New Lexus to rev up European sales

Lexus CT 200h
Image caption Lexus hopes the small family car will boost its market share in Europe

After decades of trying, Toyota's luxury subsidiary Lexus has so far failed to make much of a mark in Europe.

The Japanese manufacturer's share of the overall car market here stands at just 1.3%, a level of performance that contrasts sharply with the marque's phenomenal success in the US where it has for years been the best-selling luxury brand.

"It certainly hasn't reached its potential," acknowledges Andy Pfeiffenberger, head of Lexus Europe, in an interview with BBC News.

That could be about to change, however, with the launch of the Lexus CT 200h petrol-electric hybrid model - an upmarket Toyota Prius, if you like.

"The CT 200h is the most important and accessible Lexus ever," Mr Pfeiffenberger says.

Lexus hopes the car will challenge popular models such as the BMW 1-series, the Mercedes B-class and Audi's A3.

"The car comes into what is the biggest segment in the premium market, accounting for about 25% of overall luxury car sales," Mr Pfeiffenberger says.

In France, the car will cost less than 30,000 euros ($42,000; £26,000), he says.

Crucially, with the CT 200h, Lexus will have a relatively broad portfolio of hybrid models, he reasons.

Hence, the company should finally be able to behave like its rivals, which typically recruit fresh faces and build brand loyalty with relatively small family cars in the so-called C-segment, then try to sell them larger and more expensive versions.

"The C-segment is really the entry level for the premium market as a whole," says Mr Pfeiffenberger.

Market share

Image caption Lexus has been in Europe for years, yet its market share is just 1.3%

Lexus hopes customers will be wowed by the CT 200h's fuel economy and low CO2 emission levels of 89g/km.

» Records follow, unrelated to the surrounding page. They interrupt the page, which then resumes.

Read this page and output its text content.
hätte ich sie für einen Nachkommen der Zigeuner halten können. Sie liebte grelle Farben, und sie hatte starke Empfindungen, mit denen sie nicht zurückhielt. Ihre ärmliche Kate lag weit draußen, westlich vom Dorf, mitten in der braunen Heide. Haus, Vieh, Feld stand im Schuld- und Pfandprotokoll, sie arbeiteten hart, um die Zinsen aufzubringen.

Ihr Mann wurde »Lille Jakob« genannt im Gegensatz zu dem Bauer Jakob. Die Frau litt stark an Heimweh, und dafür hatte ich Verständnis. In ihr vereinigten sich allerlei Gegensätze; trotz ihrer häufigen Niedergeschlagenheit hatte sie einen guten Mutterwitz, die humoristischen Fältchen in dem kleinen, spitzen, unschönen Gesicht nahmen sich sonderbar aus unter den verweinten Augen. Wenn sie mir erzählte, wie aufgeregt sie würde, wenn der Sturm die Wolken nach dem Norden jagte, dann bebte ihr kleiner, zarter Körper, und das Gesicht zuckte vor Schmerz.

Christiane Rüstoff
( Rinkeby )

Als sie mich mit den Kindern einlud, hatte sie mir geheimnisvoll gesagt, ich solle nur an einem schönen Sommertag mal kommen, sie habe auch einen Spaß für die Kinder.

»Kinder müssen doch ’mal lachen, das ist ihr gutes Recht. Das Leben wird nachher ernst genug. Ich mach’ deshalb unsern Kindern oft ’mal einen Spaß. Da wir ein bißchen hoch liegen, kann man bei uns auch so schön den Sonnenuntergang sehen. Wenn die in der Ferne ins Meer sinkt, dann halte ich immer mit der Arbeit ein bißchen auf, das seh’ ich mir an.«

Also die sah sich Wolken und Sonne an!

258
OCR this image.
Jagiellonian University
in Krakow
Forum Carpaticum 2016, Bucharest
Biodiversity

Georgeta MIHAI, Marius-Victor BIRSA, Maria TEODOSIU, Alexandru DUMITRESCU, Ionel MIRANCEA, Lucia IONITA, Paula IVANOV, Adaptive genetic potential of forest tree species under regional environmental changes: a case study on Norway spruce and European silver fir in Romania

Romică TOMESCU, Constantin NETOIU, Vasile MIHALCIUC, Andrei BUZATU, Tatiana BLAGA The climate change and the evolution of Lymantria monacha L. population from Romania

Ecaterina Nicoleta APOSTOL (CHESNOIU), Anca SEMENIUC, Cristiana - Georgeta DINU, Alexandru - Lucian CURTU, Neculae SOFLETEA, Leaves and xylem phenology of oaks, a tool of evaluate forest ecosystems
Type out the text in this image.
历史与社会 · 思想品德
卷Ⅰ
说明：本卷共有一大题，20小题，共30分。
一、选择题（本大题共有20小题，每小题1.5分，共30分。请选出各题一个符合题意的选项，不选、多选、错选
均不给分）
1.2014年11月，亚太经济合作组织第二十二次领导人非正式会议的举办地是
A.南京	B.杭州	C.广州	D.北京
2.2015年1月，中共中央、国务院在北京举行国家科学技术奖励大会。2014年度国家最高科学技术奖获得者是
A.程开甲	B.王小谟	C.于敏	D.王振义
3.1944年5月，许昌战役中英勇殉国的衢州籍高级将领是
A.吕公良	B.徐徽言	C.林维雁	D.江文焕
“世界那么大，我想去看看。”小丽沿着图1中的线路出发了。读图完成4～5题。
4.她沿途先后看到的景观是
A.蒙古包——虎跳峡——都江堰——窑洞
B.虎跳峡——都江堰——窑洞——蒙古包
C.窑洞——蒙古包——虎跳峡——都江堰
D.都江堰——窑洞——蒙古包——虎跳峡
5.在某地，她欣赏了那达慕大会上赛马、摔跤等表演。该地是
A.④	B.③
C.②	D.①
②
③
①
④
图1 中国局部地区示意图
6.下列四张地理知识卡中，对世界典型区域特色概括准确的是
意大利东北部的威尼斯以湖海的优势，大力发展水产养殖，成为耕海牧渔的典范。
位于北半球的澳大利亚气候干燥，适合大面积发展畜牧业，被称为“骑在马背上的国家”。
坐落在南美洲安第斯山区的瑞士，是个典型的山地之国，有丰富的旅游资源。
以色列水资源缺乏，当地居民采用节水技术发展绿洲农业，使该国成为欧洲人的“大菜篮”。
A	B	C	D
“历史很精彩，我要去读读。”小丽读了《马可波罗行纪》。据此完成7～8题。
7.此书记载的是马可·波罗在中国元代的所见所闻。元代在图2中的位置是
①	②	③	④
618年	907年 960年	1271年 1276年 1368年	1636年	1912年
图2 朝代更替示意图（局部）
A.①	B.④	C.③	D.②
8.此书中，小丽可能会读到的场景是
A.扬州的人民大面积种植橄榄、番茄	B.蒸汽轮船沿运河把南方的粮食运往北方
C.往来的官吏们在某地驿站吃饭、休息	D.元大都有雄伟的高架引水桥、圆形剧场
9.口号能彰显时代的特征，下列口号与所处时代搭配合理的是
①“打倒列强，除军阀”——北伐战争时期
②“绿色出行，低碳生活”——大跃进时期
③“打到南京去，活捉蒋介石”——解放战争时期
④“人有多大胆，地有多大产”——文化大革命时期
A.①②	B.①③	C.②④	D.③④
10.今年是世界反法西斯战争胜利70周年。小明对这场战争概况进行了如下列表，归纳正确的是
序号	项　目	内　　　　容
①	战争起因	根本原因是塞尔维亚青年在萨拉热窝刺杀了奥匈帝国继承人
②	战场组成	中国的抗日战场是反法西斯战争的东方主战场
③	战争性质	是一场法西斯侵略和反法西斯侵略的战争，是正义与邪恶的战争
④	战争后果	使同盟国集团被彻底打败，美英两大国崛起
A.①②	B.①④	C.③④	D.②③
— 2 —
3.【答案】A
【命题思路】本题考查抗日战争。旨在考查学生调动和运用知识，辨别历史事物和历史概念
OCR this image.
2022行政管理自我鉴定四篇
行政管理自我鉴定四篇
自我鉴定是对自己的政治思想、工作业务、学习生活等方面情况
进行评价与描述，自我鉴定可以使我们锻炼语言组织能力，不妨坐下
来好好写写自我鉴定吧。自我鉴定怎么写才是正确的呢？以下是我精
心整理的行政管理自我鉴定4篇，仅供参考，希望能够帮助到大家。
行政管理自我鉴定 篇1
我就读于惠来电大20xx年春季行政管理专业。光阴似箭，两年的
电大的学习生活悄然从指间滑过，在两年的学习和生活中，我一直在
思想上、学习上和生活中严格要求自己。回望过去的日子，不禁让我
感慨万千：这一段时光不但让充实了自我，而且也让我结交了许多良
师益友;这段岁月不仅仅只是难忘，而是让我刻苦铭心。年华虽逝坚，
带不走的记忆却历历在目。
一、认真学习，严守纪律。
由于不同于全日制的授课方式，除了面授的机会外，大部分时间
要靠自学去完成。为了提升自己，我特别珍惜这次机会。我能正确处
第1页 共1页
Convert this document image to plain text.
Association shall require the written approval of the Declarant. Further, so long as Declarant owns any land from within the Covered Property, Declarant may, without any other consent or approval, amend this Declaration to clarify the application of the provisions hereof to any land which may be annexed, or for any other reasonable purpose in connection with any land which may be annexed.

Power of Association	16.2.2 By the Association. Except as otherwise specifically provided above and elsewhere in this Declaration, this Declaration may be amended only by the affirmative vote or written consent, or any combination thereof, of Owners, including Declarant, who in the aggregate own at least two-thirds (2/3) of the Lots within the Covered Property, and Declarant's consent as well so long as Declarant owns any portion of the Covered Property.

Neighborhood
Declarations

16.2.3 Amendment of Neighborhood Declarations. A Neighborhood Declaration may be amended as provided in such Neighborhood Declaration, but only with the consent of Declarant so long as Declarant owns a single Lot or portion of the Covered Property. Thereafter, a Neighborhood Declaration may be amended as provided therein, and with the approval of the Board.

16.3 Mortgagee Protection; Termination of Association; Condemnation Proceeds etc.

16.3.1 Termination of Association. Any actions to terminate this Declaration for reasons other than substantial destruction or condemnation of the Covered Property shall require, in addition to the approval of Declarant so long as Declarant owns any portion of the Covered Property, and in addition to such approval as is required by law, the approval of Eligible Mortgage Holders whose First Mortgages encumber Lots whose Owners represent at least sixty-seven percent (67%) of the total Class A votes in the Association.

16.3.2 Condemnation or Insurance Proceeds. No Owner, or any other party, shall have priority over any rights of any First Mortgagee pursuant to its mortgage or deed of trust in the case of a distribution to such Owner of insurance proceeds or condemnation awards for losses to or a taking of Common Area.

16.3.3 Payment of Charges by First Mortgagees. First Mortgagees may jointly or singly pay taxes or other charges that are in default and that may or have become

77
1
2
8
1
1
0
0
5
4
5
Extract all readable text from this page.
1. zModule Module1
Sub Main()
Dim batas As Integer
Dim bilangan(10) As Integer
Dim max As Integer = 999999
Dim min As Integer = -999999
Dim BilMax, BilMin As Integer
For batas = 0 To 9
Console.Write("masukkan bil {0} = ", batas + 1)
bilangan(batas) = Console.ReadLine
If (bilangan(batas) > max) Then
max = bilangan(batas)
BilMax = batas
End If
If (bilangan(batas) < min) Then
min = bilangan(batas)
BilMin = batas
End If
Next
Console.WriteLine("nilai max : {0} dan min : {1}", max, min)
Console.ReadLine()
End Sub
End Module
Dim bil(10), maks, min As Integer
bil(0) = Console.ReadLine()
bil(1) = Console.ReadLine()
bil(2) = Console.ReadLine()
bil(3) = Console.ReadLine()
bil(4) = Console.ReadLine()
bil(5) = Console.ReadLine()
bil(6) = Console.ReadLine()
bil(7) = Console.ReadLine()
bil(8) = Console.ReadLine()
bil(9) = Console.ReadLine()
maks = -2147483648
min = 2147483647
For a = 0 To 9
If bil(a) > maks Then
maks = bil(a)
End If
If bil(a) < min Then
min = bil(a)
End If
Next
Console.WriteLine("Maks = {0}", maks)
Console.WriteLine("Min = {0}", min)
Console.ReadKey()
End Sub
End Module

Though more important, Mr Pfeiffenberger believes, is the car's low nitrogen oxides (NOx) and particulate matter (PM) emissions. In this area it beats diesel rivals hands down, he insists, as "it produces substantially less NOx than any diesel engine and no particulates".

Lexus aims to grab a 3% share of this market segment, which is currently growing at an annual rate of 20%.

If achieved, that would be impressive given its low share of the total car market in Europe.

But compared with its share of the market for so-called crossover vehicles, that combine the attributes of cars and 4x4 vehicles, it is a modest goal.

In this segment, its RX range accounts for 10% of overall sales.

New model required

Image caption Mr Pfeiffenberger is eager to extend the Lexus line-up

However, Lexus could do with at least one new model in the near future to fill a lucrative gap in the market, Mr Pfeiffenberger reasons.

"By no means do we want to be everything to everybody," he says, though he acknowledges that the marque is missing a small crossover that would compete with the likes of the BMW X3

Such self insight is rarely voiced unless a plan to fix what is wrong is already in place, so it seems reasonable to expect a small Lexus crossover to be announced fairly soon.

And with that, the marque's model line-up would be sufficiently extensive to quickly raise its share of the luxury car market in Europe, the company reasons.

It could prove too little, too late, however, as the model broadening at Lexus has coincided with much more rapid model extensions by its German rivals.

Indeed, in the US both BMW and Mercedes are close to knock Lexus off the top slot in terms of sales this year.

Moreover, the number of rivals moving into the Lexus universe is growing fast, with the likes of Hyundai and of Nissan's luxury division Infiniti gearing up their presence in what is becoming an increasingly crowded market for luxury cars.